Guanajuato comenzó a mejorar su aspecto hasta bien andado el siglo XIX. Su calidad de capital del estado ayudó mucho a que los gobiernos invirtieran en obras públicas de calidad y trascendencia. Los particulares también contribuyeron de manera importante. Los grandes proyectos se desplegarían en el porfiriato, y convirtieron a la ciudad en una urbe moderna. Luego, en el siglo XX se desarrollaron ideas que transformaron radicalmente la fisonomía de esta capital, hasta convertirla en un serio atractivo turístico a partir de los años cincuenta. Grandes obras públicas, como el entubamiento del río y la construcción de la calle subterránea Miguel Hidalgo entre 1962 y 1964, transformaron la villa en un destino y referencia obligados para mexicanos y extranjeros. La ciudad se trasmutó; dejó de ser el apiñado conjunto de casuchas de adobe y se tornó en una amalgama de géneros más o menos vigilados por la autoridad municipal, pero que al final fueron algo diferente a su origen.
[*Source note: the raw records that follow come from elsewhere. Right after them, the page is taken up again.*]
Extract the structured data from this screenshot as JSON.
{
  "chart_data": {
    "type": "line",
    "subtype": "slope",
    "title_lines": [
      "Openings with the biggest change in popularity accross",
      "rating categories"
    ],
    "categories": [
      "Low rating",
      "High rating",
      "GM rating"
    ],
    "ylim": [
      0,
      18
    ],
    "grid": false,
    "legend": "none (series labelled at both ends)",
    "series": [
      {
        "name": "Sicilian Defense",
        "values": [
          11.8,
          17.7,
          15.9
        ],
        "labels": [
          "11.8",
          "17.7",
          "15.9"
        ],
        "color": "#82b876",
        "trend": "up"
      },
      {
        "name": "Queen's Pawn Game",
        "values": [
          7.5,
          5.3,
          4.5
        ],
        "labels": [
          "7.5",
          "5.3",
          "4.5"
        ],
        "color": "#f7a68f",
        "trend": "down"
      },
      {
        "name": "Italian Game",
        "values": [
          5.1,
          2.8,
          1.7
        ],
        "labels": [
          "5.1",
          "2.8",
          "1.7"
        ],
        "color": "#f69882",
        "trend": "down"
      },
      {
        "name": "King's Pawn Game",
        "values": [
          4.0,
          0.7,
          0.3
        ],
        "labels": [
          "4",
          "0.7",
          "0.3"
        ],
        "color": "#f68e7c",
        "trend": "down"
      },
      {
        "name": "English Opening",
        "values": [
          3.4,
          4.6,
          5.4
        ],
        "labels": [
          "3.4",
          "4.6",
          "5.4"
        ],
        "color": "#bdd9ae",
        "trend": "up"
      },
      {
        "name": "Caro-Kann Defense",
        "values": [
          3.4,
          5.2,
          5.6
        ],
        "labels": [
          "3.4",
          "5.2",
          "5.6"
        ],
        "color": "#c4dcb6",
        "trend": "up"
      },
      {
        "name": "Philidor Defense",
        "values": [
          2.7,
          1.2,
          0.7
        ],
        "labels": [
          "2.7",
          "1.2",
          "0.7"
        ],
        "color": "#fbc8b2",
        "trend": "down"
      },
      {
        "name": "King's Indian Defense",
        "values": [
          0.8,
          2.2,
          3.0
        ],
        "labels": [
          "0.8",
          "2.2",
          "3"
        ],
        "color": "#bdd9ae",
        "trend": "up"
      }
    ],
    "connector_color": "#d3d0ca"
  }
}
De tanto en tanto se despierta un debate entre los consagrados “especialistas” locales y foráneos en preservación del patrimonio. Se escuchan voces que claman por el “respeto” a la prístina originalidad de la ciudad. La preservación de lo ancestral, dicen, es lo importante. Se rasgan las vestiduras ante proyectos de intervención y restauración que, afirman, alteran lo original y transforman la esencia del patrimonio. Por ello se oponen a obras como la restauración del parque Florencio Antillón, la del parque Embajadoras, la instalación de obras de arte en la vía pública, la mejora de las vialidades, y otros proyectos de intervención, con el argumento de la preservación, el congelamiento. El propio delegado del INAH contribuyó a este falso debate, demandando que se le reintegre a la ciudad su “originalidad”. Pero, ¿qué es eso?

Los “preservacionistas” no tienen idea de lo que hablan cuando exigen respetar la “originalidad” de la ciudad, y restaurar sus condiciones pretéritas. Guanajuato ha cambiado mucho, para sobrevivir. Las ciudades patrimonio, todas, lo hacen. Pueden constatarlo en Europa, donde esas urbes se mantienen vivas y viables gracias a su convivencia con la modernidad, y su adaptación. No hacerlo las condenaría a su extinción.